The Justice and Development Party's (AK Party) opponents suffer from a common condition: failing to understand the nature of power, no matter how hard they try. They cannot grasp the practice of seizing and preserving political power with an eye on internal and external factors. For a long time, I attributed that shortcoming to the opposition’s prolonged lack of proximity to power. I imagined that they simply had no experience with the difficulty of striking a healthy balance between the development and implementation of policy and the generation of legitimacy needed to maintain one’s power. I was obviously aware that their commitment to neo-nationalist, Kemalist and leftists ideologies effectively blinded them, perpetuating their weakness.

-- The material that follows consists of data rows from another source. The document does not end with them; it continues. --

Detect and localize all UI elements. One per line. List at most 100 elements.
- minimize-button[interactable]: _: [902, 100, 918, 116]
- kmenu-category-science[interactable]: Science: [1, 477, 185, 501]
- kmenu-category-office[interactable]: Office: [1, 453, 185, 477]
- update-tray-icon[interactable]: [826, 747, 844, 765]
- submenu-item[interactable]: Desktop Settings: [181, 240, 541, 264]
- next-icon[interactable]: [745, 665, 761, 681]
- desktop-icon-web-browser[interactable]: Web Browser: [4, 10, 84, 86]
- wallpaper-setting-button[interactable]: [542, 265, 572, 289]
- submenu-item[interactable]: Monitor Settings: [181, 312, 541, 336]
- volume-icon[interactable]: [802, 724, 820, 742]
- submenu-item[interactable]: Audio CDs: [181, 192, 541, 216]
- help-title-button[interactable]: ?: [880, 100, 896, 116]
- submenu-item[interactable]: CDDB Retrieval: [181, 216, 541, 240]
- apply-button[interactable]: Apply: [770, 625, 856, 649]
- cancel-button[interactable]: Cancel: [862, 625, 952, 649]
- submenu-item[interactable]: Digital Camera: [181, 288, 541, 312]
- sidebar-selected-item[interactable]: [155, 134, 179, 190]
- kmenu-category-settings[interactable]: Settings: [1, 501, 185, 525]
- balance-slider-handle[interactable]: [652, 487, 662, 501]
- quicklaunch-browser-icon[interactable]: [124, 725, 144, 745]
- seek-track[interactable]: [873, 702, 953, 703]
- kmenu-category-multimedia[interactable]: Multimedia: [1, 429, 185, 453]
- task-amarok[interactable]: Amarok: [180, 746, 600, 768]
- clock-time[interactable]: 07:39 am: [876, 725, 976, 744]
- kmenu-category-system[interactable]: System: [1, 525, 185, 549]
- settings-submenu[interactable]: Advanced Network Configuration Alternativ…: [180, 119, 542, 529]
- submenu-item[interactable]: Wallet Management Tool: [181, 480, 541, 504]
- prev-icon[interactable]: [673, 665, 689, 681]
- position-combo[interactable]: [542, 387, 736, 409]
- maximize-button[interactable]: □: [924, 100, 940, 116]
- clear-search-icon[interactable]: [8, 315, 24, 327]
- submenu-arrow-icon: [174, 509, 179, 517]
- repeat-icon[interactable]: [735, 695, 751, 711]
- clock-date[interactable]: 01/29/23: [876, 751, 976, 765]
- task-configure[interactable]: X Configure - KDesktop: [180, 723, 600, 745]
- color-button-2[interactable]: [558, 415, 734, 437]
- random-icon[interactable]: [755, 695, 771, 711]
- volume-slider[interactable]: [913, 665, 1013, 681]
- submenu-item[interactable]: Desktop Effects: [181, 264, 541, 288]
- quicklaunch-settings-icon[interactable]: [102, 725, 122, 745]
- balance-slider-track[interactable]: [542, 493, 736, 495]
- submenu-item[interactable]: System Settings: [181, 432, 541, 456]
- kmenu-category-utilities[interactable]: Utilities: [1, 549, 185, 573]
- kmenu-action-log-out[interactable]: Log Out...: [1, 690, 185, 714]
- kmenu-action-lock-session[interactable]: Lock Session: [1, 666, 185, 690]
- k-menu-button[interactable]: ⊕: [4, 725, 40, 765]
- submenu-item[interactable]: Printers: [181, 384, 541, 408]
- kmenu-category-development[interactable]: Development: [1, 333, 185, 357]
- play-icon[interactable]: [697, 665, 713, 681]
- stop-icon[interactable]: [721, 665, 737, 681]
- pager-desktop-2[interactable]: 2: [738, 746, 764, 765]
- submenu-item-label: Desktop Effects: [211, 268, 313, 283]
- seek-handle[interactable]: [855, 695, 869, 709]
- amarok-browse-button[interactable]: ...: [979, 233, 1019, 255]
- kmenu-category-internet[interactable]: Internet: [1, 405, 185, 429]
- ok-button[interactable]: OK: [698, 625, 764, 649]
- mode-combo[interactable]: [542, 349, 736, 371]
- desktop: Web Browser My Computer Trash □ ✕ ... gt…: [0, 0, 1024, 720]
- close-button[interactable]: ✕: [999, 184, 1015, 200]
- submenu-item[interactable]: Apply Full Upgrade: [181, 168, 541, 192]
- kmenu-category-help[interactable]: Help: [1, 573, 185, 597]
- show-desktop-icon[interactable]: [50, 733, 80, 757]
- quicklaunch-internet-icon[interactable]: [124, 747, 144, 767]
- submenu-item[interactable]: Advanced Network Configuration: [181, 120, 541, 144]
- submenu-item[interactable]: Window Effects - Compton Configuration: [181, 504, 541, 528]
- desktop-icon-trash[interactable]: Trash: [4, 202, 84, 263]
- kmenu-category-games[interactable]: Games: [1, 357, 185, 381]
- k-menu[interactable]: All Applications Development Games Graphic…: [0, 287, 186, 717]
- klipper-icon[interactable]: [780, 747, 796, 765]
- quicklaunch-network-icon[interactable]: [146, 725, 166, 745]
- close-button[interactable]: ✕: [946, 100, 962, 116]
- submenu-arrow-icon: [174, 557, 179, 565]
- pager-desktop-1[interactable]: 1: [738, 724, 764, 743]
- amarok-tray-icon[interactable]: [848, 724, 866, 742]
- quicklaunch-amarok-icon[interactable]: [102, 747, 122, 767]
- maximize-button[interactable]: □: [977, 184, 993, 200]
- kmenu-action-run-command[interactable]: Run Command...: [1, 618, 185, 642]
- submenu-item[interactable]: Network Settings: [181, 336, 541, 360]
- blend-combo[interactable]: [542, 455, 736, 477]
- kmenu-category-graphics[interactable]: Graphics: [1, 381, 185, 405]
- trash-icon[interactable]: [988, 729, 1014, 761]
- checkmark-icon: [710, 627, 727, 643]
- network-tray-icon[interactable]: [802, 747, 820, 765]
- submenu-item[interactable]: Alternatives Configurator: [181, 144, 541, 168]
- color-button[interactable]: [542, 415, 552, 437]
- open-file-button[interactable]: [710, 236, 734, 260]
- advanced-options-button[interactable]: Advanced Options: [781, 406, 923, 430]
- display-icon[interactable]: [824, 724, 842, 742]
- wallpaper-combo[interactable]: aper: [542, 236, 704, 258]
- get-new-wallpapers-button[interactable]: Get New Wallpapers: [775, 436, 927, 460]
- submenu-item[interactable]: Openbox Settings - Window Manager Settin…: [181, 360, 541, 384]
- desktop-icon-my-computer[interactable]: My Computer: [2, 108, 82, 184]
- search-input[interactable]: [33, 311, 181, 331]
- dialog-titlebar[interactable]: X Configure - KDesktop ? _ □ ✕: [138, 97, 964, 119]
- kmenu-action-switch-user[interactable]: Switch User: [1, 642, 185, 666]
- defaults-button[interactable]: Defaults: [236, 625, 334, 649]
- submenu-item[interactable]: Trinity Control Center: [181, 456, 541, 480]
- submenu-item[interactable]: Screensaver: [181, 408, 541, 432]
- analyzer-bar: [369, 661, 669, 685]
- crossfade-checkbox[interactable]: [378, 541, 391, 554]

That members of newly formed political parties, including the Democracy and Progress Party (DEVA) and the Future Party (GP), who used to serve in the AK Party’s senior leadership, would reproduce that same ideological blindness is nothing short of surprising. There are two reasons behind the incurable problems, from which President Recep Tayyip Erdoğan’s long-time colleagues suffer. Primarily, they mislead themselves into thinking that they played an active role in what they perceive as moments of success in the AK Party’s ever-turbulent "quest for power" – as opposed to Erdoğan, who, they say, was passive. In other words, those politicians like to claim that they wrote a script that Erdoğan merely acted out. At the same time, they attribute the AK Party’s success to the policies and statements that the movement developed in the name of liberalism and democracy. In other words, they religiously believe that the various initiatives, negotiations and settlements were categorically successful.
The AK Party’s newest opponents recite certain principles and norms from the "liberal bible." For example, they claim that democratization would end PKK terrorism and reverse the Kurdish nationalist movement’s separatist agenda. They also say that steps toward liberalization, including broader freedoms and opening the economy up to foreign investors, and a commitment to negotiated settlements would enable Turkey to write a new success story in peace with the international system. Likewise, they maintain that continuous reforms would eliminate guardianship regimes and generate a societywide consensus. They also argue that the demands for power by various groups of elites and their interests can be reconciled through negotiations.
When those assumptions, which admittedly look good on paper, clash with the realities of wielding political power in Turkey, they take an all-too-familiar detour to complain that Erdoğan (or his inner circle) went astray and distanced themselves from their own principles – that they surrendered to nationalism or Kemalism or the status quo or authoritarianism. In other words, they falsely believe that the government’s response to what happened, rather than what happened, has been the problem all along. In their opinion, the various crises that set Turkey on a turbulent course in 2013 could have been handled better if Erdoğan had been more liberal and conciliatory.
The reciters of the "liberal bible" suffer from a type of optimism that utterly fails to grasp the nature of political power. They cannot seem to understand how Turkey’s accumulation of power within the international system tends to cause turbulence. They conveniently ignore how those players, who have to settle for a smaller piece of the pie, would mobilize their strategic allies within Turkey. They also tend to forget that Turkey repeatedly tried to walk the path of reconciliation and negotiation before embracing tensions. They do not admit that one cannot wield power without engaging in power struggles and paying a price and that one cannot build a new order without wielding power first. Finally, they do not appreciate the inevitability of responding to the destructive agenda of the Gezi Park protestors or terrorist groups like the Gülenist Terror Group (FETÖ) and the PKK with power.
Whereas Turkey implemented democratic reforms as part of the European Union accession process to weaken the Kemalist guardianship regime, no part of that regime, whether in politics and among the people, ever gave up – starting with the main opposition Republican People’s Party (CHP). That party even supported FETÖ, which attempted to create a new guardianship regime, between 2013 and 2016. In the July 15, 2016 coup attempt’s immediate aftermath, CHP leaders even labeled efforts to hold the coup plotters accountable as a "civilian coup."
Nor is it possible to compel the PKK – which derailed negotiations in 2009 and 2013 to plot with the United States to form an independent statelet in Syria – to disarm through democratization alone. That group won’t just stop serving their overlords. Although Turkey implemented the broadest possible reforms within democratic limits to address Kurdish demands, some Kurdish nationalists could not end their dependence on violence.
In a world where norms lose their power and everything revolves around the struggle for power, one cannot defend one’s interests in the Eastern Mediterranean, Libya, Syria and Iraq by urging reconciliation. Turkey’s neighborhood and the rest of the world are going through this turbulence. A quick look back at how the United States and other Western democracies responded to crises, which paled in comparison to Turkey’s own challenges, would reveal just how romantic the "liberal bible" really is.